Śravana Belgoļa was not the only centre that tasted the generosity of General Hulļa. Three prominent strongholds of Jainism owed their prosperous condition to the liberality and devotion of that general. These were Kellangere, Bankāpura, and Kopana. Inscriptions dated A.D. 1159 and 1163 tell us in what manner he strengthened the cause of the Jina dharma in these three well known places. In the mahātīrtha of Kopaņa, " after paying much gold,” he purchased from the residents of that tīrtha (specified vịtti of land) which he lovingly granted “amidst the plaudits of the whole world ” for the assembly of the twenty-four Jina sages in that centre.

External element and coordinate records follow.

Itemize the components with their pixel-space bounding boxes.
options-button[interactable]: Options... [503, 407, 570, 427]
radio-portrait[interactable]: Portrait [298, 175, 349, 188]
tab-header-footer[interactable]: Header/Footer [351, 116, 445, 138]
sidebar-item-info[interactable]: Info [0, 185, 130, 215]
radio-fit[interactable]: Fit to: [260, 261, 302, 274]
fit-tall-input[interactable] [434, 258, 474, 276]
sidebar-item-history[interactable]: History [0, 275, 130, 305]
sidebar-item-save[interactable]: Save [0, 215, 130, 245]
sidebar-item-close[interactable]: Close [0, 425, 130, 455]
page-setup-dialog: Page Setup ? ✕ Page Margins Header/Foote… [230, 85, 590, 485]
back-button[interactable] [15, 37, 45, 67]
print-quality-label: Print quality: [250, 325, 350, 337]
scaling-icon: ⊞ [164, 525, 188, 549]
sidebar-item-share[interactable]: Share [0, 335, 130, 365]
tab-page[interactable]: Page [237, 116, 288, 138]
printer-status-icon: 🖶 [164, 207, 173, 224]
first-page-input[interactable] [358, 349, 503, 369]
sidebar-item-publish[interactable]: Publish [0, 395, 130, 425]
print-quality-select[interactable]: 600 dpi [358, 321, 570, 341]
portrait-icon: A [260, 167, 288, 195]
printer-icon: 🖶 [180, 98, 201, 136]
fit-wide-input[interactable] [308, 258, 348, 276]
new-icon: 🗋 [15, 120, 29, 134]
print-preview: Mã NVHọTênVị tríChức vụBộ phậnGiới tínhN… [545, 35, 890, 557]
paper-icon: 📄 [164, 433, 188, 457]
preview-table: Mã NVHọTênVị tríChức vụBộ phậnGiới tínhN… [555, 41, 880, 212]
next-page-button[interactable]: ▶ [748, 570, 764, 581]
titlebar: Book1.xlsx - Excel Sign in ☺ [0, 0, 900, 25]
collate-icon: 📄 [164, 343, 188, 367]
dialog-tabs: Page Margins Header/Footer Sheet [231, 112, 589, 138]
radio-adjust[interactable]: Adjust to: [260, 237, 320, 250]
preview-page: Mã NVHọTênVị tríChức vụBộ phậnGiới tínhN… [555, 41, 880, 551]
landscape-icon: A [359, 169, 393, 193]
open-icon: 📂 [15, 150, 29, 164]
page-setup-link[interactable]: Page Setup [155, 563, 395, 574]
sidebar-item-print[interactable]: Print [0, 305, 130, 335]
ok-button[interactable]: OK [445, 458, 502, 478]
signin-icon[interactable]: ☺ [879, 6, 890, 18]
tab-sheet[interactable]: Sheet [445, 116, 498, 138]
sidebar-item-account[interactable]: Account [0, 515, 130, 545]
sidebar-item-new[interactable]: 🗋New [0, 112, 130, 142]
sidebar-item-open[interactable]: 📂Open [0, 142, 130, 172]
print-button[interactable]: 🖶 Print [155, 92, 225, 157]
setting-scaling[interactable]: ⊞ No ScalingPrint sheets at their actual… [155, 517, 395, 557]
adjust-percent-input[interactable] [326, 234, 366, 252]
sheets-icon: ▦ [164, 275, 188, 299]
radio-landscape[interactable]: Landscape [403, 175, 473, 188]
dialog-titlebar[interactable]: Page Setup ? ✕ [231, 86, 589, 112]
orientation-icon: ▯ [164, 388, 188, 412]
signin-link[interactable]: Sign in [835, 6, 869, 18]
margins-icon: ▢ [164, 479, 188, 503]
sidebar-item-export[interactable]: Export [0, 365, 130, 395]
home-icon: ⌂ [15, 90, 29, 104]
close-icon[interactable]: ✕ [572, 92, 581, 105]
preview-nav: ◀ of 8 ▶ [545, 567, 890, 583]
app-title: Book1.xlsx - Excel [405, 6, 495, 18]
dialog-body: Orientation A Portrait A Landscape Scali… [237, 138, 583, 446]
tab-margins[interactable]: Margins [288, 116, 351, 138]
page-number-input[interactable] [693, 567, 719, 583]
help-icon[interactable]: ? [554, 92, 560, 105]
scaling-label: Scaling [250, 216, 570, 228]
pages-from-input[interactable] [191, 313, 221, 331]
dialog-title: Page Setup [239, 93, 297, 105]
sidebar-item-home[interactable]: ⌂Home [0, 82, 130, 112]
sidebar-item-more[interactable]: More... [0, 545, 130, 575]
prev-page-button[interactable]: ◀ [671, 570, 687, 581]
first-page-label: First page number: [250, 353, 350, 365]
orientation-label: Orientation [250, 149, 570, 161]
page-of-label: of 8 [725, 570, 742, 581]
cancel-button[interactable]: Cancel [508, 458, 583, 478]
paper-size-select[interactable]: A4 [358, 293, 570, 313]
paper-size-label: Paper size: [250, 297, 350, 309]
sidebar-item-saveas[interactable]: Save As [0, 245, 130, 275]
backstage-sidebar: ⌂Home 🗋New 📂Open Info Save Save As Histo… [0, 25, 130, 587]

The same record tells us what he did at Bankāpura. Here he renovated beautifully Uppațţāyta's great Jina temple which had gone to complete ruin. Moreover in that same place he rebuilt “as high as Kailāsa " the Jina temple which had completely been ruined and which had been built by a former chieftain named Kalivița.2
At Kellangere General Huļļa's munificence likewise showed itself. Kellangere was an original holy place (ādi-tīrtha). It had been founded by the Gangas and praised by the whole world. But after a lapse of time only the name remained ! 3
1. E. C. II 345, p. 148.
2. The late Mr. Narasimhacarya identified Kalivița with the Mahāsāmanta Kalivitta of the Callaketana family, the governor of Banavase under the Rāstrakūta king Krsna III, mentioned in a record of A.D. 945. E. C. II, p. 148, n. (2). Cf. Fleet, Dyn., Kan. Dts., p. 420, (2nd Ed.).
3. The reason seems to be that like many a Jaina centre, it passed into the hands of the Brahmans. For in A.D. 1174 it is called the immemorial agrahāra Kellangere alias Hariharapura. E. C. V, Ak. 112, p. 161.